Hace años, durante unos ejercicios espirituales, la orientadora nos invitó a contactar con nuestra vocación más profunda. Y yo escribí: "El Inefable me concude a ser 'qol ladabar', 'una voz de la Palabra'.
Lo soy. Y cada vez que lo soy, cada vez que sus Palabras me queman en los labios y me abrasan las entrañas reclamando ser pronunciadas, me siento transfigurada y convertida en mi mejor yo, en lo más puro y auténtico de mí. O quizá incluso en alguien distinto, más luminoso, casi radiante, más sabio.
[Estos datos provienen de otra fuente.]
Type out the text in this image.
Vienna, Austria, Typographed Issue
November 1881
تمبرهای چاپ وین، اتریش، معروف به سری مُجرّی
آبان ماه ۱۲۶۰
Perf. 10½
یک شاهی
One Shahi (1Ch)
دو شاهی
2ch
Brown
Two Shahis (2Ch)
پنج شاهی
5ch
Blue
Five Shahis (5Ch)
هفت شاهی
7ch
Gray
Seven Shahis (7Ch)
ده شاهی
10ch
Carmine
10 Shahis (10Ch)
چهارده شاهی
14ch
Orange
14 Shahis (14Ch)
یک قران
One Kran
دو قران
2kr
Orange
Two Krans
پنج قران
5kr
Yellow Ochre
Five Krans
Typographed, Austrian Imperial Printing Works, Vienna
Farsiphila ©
Inevitablemente pienso en la experiencia de Jeremías:
"Yo decía: 'No volveré a recordarlo
ni hablaré más en su Nombre'.
Pero había en mi corazón algo así
como un fuego ardiente,
prendido en mis huesos,
y aunque yo trabajaba por ahogarlo,
no podía" (20,9).
Contar la Palabra de Dios es, para mí, una necesidad. Porque son historias y personajes dadores de sentido; estamos enraizados en ellos y generan nuestra identidad creyente. En ellos, nosotros buscamos y somos buscados, creemos, amamos y somos amados, oramos, somos perdonados, y somos agraciados con el don gratuito de la salvación, que es plenitud de vida para todo el que cree.
Necesito contar que no son personajes muertos, de ficción o ajenos a nosotros, sino que somos nosotros mismos haciendo camino; nosotros mismos ante Dios y haciendo camino con Dios.